At the same time, in 2022, the natural decline in the population of the Russian Federation reached about 600 thousand people (for example, in 2019 “pre-pandemic” was 300 thousand people). We recall that with the birth rate (average number of births per woman), it was slightly less than 1.5. This is only slightly higher than the birth rate of 1.3 during the Great Patriotic War.
There is no single and most important quick-acting recipe here. After all, for several years the number of women of childbearing age will not increase from time to time. Another example of an unsuccessful “short-term cure” is appropriate here: a little less than ten years ago, they decided to give large families plots of land for free. A small positive effect did not last more than a year: it quickly became clear that it was not so easy to overcome bureaucracy and get a good plot, then you need to build there, solve communication problems, etc. money and time that large families do not collectively have.
This year, a survey (Rosstat) was conducted that showed an increase in trends “against extended families”. It turned out that 71.6% of Russian women do not want to have more than two children. Five years ago, the rate of those who participated in the study was 65.3%. The proportion of those wishing to have one child rose from 17% to 23%, against a background of 18% (theoretically) wishing to have multiple children.
Whatever one may say, it is impossible to ignore general economic and political conditions as factors influencing the growth or decline in the birth rate. You have to be blind, deaf and dumb at the same time. “The fertility of society” is a whole complex of factors. Let’s just say it’s not just the level of well-being. Importantly, however: the sharp and almost inevitable decline in the level of family welfare in our country after the birth of a child is an undeniable fact that prevents many families, especially the second and third, from having children.
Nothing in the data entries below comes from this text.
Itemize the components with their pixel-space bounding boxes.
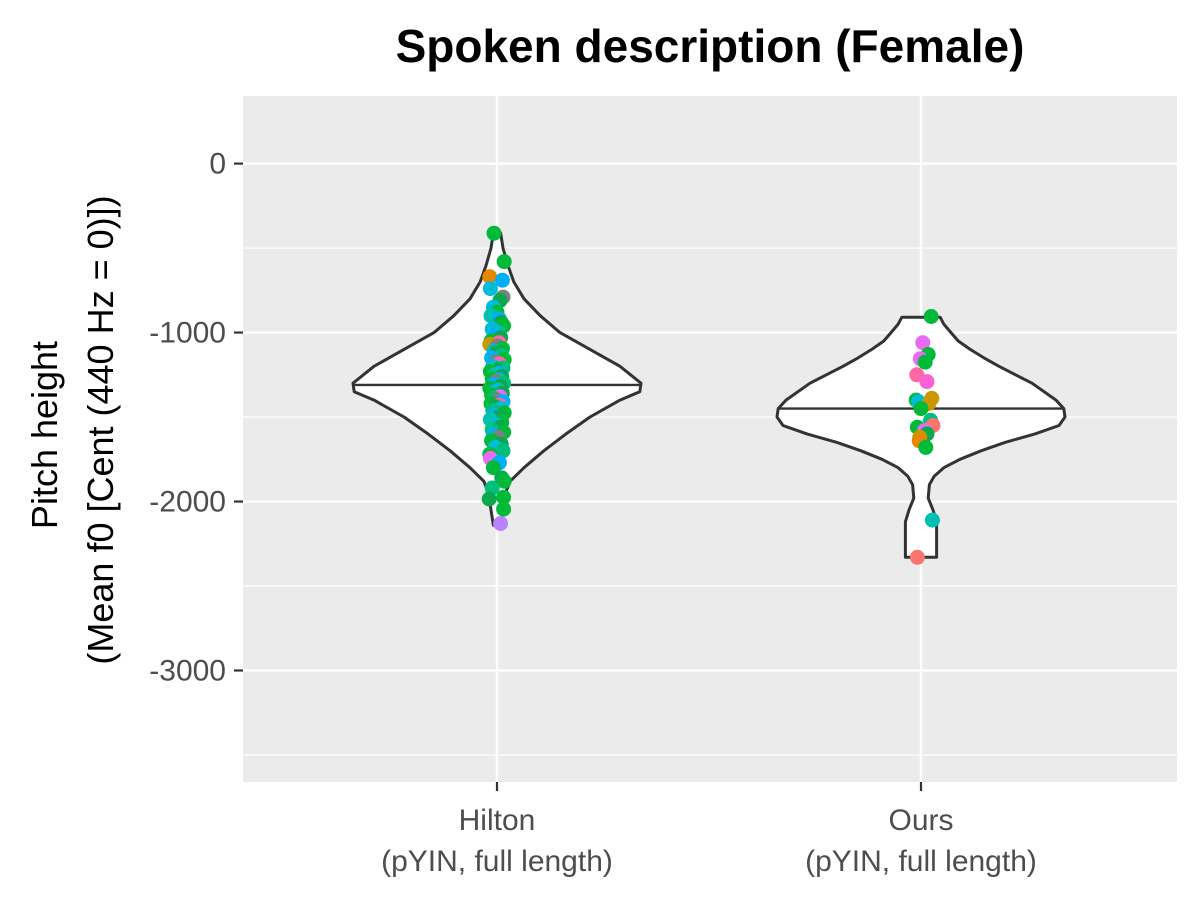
y-tick-label: -2000 [149, 486, 226, 519]
data-point [923, 309, 939, 324]
data-point [913, 401, 929, 417]
y-axis-title-line2: (Mean f0 [Cent (440 Hz = 0)]) [80, 195, 121, 664]
data-point [496, 473, 512, 489]
data-point [915, 335, 931, 351]
y-tick-label: -3000 [149, 654, 226, 687]
data-point [494, 272, 510, 288]
axis-layer: 0 -1000 -2000 -3000 Hilton (pYIN, full length… [149, 148, 1037, 878]
y-axis-title-line1: Pitch height [24, 341, 65, 529]
data-point [482, 281, 498, 297]
data-point [496, 254, 512, 270]
points-layer [481, 225, 941, 565]
data-point [924, 512, 940, 528]
data-point [481, 491, 497, 507]
x-tick-label-line2: (pYIN, full length) [805, 845, 1037, 878]
data-point [486, 225, 502, 241]
plot-panel [243, 96, 1177, 782]
data-point [485, 460, 501, 476]
data-point [918, 439, 934, 455]
data-point [919, 374, 935, 390]
data-point [917, 354, 933, 370]
data-point [493, 516, 509, 531]
data-point [496, 489, 512, 505]
y-axis-title: Pitch height (Mean f0 [Cent (440 Hz = 0)… [24, 195, 121, 664]
data-point [909, 549, 925, 565]
chart-title: Spoken description (Female) [396, 20, 1025, 72]
x-tick-label-line1: Hilton [459, 804, 536, 837]
y-tick-label: 0 [209, 148, 226, 181]
y-tick-label: -1000 [149, 317, 226, 350]
data-point [482, 269, 498, 285]
x-tick-label-line2: (pYIN, full length) [381, 845, 613, 878]
data-point [495, 443, 511, 459]
data-point [496, 501, 512, 517]
x-tick-label-line1: Ours [888, 804, 953, 837]
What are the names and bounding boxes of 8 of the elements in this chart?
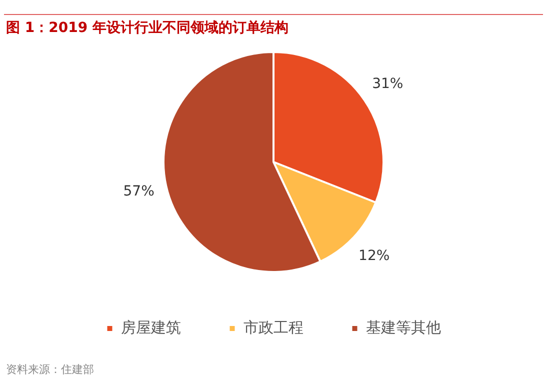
legend-label: 基建等其他 xyxy=(366,318,441,336)
text: 资料来源：住建部 xyxy=(6,362,94,377)
chart-title: 图 1：2019 年设计行业不同领域的订单结构 xyxy=(5,19,290,37)
legend-label: 市政工程 xyxy=(243,318,304,336)
data-label: 12% xyxy=(358,248,390,264)
data-label: 31% xyxy=(372,76,404,92)
legend-label: 房屋建筑 xyxy=(120,318,181,336)
data-label: 57% xyxy=(123,184,154,200)
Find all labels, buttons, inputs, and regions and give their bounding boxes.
That’s why appropriate social programs are important, both financial and non-financial incentives: queue-free kindergartens and exorbitant fees (private ones, for example), the benefits of hiring a nanny, free meals for all in schools, and meal vouchers, though low-income, preferential mortgages remain for large families. though, free housing is not (at least partially) harmed. Yes, there are many things you can think of. The government knows when it needs it.
A sense of security and confidence in the future is also important. However, not everything here is linear. For example, Israel is almost constantly at war. But the birth rate there is about 3. On the one hand, socio-cultural traditions predetermine children’s fashion, on the other hand, Israelis, like few people in the world, believe in their country. Meanwhile, the current demonstrations, which brought together half a million or more people (although not only against, but less so in the latter case) regarding Netanyahu’s judicial reform, show that there is certainly something like the country’s judicial system for Jews. “not figuratively.”
And such an attitude towards what is happening in the country and what its government is doing, however disgusting it may be to admit many lovers of the “simple demographic solution”, is also directly related to the birth rate.
Because, as people who understand it agree with, any demographic is ultimately “managing expectations.” I can say more simply: it is the management of hopes.
The author expresses his personal opinion, which may not coincide with the editors’ position.